I am also facing the same issue. I am fine-tuning the facebook/wav2vec2-xls-r-300m
model over a low-resource language dataset. The WER metric does not change from 1.00 and the predictions are empty strings. I am using transformers==4.24.0 . I have tried setting the parameter do_normalization
of Wav2Vec2FeatureExtractor
to False, as there was an associated issue on github.
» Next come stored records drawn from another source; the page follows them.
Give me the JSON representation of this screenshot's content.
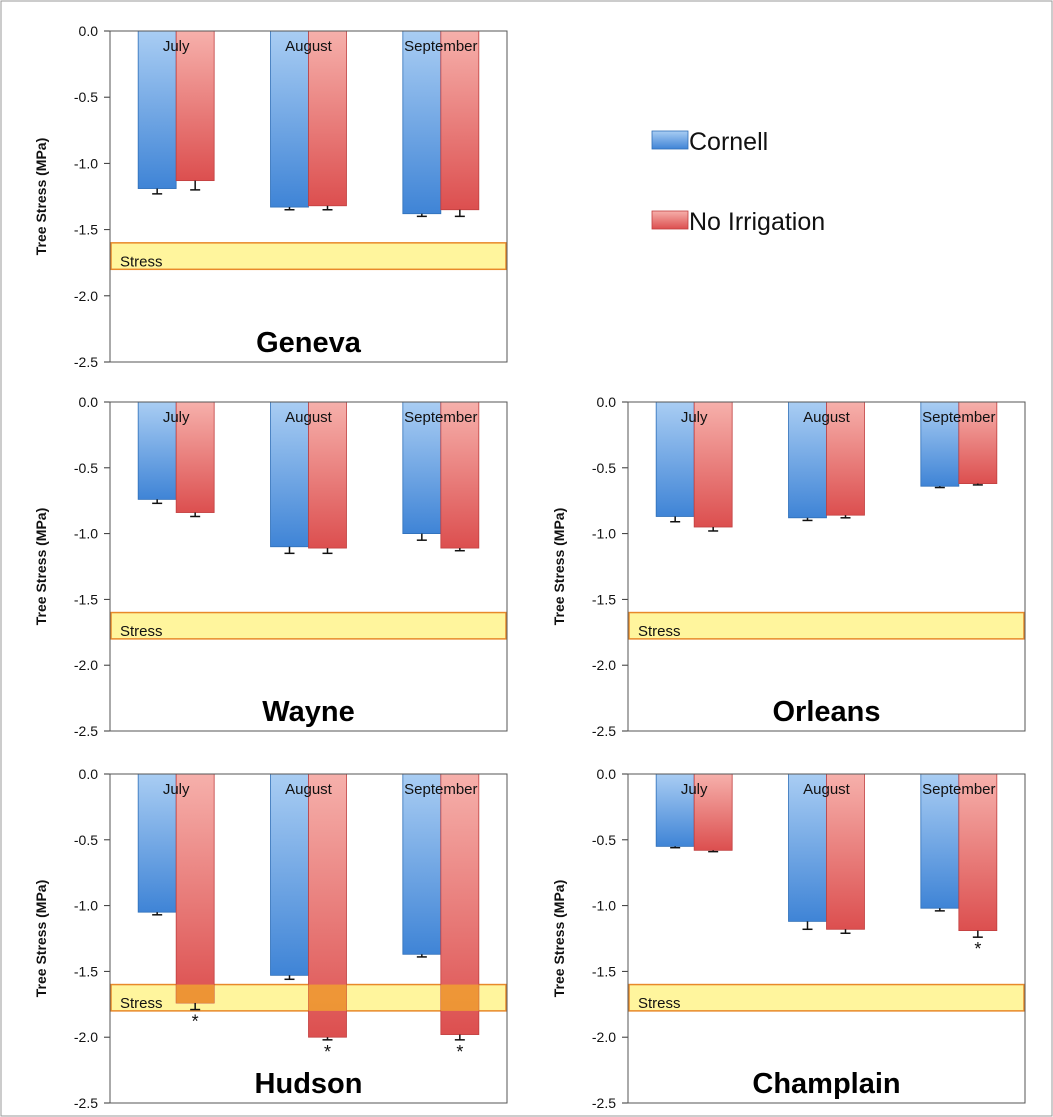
{
  "legend": {
    "items": [
      {
        "name": "Cornell",
        "color": "#4a90d9"
      },
      {
        "name": "No Irrigation",
        "color": "#e05a5a"
      }
    ],
    "placement": "top-right"
  },
  "colors": {
    "cornell": "#4a90d9",
    "no_irrigation": "#e05a5a",
    "stress_band": "#fff59d",
    "stress_band_border": "#e8892a",
    "overlap": "#f0a030"
  },
  "chart_data": [
    {
      "type": "bar",
      "title": "Geneva",
      "ylabel": "Tree Stress (MPa)",
      "categories": [
        "July",
        "August",
        "September"
      ],
      "ylim": [
        -2.5,
        0
      ],
      "yticks": [
        "0.0",
        "-0.5",
        "-1.0",
        "-1.5",
        "-2.0",
        "-2.5"
      ],
      "series": [
        {
          "name": "Cornell",
          "values": [
            -1.19,
            -1.33,
            -1.38
          ],
          "errors": [
            0.04,
            0.02,
            0.02
          ]
        },
        {
          "name": "No Irrigation",
          "values": [
            -1.13,
            -1.32,
            -1.35
          ],
          "errors": [
            0.07,
            0.03,
            0.05
          ]
        }
      ],
      "stress_band": {
        "label": "Stress",
        "range": [
          -1.8,
          -1.6
        ]
      },
      "significance": []
    },
    {
      "type": "bar",
      "title": "Wayne",
      "ylabel": "Tree Stress (MPa)",
      "categories": [
        "July",
        "August",
        "September"
      ],
      "ylim": [
        -2.5,
        0
      ],
      "yticks": [
        "0.0",
        "-0.5",
        "-1.0",
        "-1.5",
        "-2.0",
        "-2.5"
      ],
      "series": [
        {
          "name": "Cornell",
          "values": [
            -0.74,
            -1.1,
            -1.0
          ],
          "errors": [
            0.03,
            0.05,
            0.05
          ]
        },
        {
          "name": "No Irrigation",
          "values": [
            -0.84,
            -1.11,
            -1.11
          ],
          "errors": [
            0.03,
            0.04,
            0.02
          ]
        }
      ],
      "stress_band": {
        "label": "Stress",
        "range": [
          -1.8,
          -1.6
        ]
      },
      "significance": []
    },
    {
      "type": "bar",
      "title": "Orleans",
      "ylabel": "Tree Stress (MPa)",
      "categories": [
        "July",
        "August",
        "September"
      ],
      "ylim": [
        -2.5,
        0
      ],
      "yticks": [
        "0.0",
        "-0.5",
        "-1.0",
        "-1.5",
        "-2.0",
        "-2.5"
      ],
      "series": [
        {
          "name": "Cornell",
          "values": [
            -0.87,
            -0.88,
            -0.64
          ],
          "errors": [
            0.04,
            0.02,
            0.01
          ]
        },
        {
          "name": "No Irrigation",
          "values": [
            -0.95,
            -0.86,
            -0.62
          ],
          "errors": [
            0.03,
            0.02,
            0.01
          ]
        }
      ],
      "stress_band": {
        "label": "Stress",
        "range": [
          -1.8,
          -1.6
        ]
      },
      "significance": []
    },
    {
      "type": "bar",
      "title": "Hudson",
      "ylabel": "Tree Stress (MPa)",
      "categories": [
        "July",
        "August",
        "September"
      ],
      "ylim": [
        -2.5,
        0
      ],
      "yticks": [
        "0.0",
        "-0.5",
        "-1.0",
        "-1.5",
        "-2.0",
        "-2.5"
      ],
      "series": [
        {
          "name": "Cornell",
          "values": [
            -1.05,
            -1.53,
            -1.37
          ],
          "errors": [
            0.02,
            0.03,
            0.02
          ]
        },
        {
          "name": "No Irrigation",
          "values": [
            -1.74,
            -2.0,
            -1.98
          ],
          "errors": [
            0.05,
            0.02,
            0.04
          ]
        }
      ],
      "stress_band": {
        "label": "Stress",
        "range": [
          -1.8,
          -1.6
        ]
      },
      "significance": [
        "*",
        "*",
        "*"
      ]
    },
    {
      "type": "bar",
      "title": "Champlain",
      "ylabel": "Tree Stress (MPa)",
      "categories": [
        "July",
        "August",
        "September"
      ],
      "ylim": [
        -2.5,
        0
      ],
      "yticks": [
        "0.0",
        "-0.5",
        "-1.0",
        "-1.5",
        "-2.0",
        "-2.5"
      ],
      "series": [
        {
          "name": "Cornell",
          "values": [
            -0.55,
            -1.12,
            -1.02
          ],
          "errors": [
            0.01,
            0.06,
            0.02
          ]
        },
        {
          "name": "No Irrigation",
          "values": [
            -0.58,
            -1.18,
            -1.19
          ],
          "errors": [
            0.01,
            0.03,
            0.05
          ]
        }
      ],
      "stress_band": {
        "label": "Stress",
        "range": [
          -1.8,
          -1.6
        ]
      },
      "significance": [
        "",
        "",
        "*"
      ]
    }
  ]
}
However, this didn’t work out.

This is my model:
model = Wav2Vec2ForCTC.from_pretrained(
"facebook/wav2vec2-xls-r-300m",
ctc_loss_reduction="mean",
bos_token_id=processor.tokenizer.bos_token_id,
eos_token_id=processor.tokenizer.eos_token_id,
pad_token_id=processor.tokenizer.pad_token_id,
vocab_size=len(processor.tokenizer),
)
model.freeze_feature_encoder()
These are my training args:
training_args = TrainingArguments(
output_dir=repo_name,
do_train = True,
learning_rate=9.24e-05,
# params for evaluation
do_eval=True,
evaluation_strategy = "epoch",
group_by_length=True,
per_device_train_batch_size=16,
gradient_accumulation_steps=2,
num_train_epochs=30,
gradient_checkpointing=True,
#fp16=True, # available for cuda
save_steps=400,
warmup_steps=500,
save_total_limit=2,
push_to_hub=True,
overwrite_output_dir = True,
# parameter for logs per epochs
logging_strategy="epoch",
logging_dir='./logs',
log_level = "debug",
report_to="wandb",
run_name="quechua-30",
# params for logs per steps
#eval_steps=400,
#logging_steps=400,
)
trainer = Trainer(
model=model,
data_collator=data_collator,
args=training_args,
compute_metrics=compute_metrics,
train_dataset=quechua["train"],
eval_dataset=quechua["dev"],
tokenizer=processor.feature_extractor,
callbacks=[MyCallback]
)
trainer.train()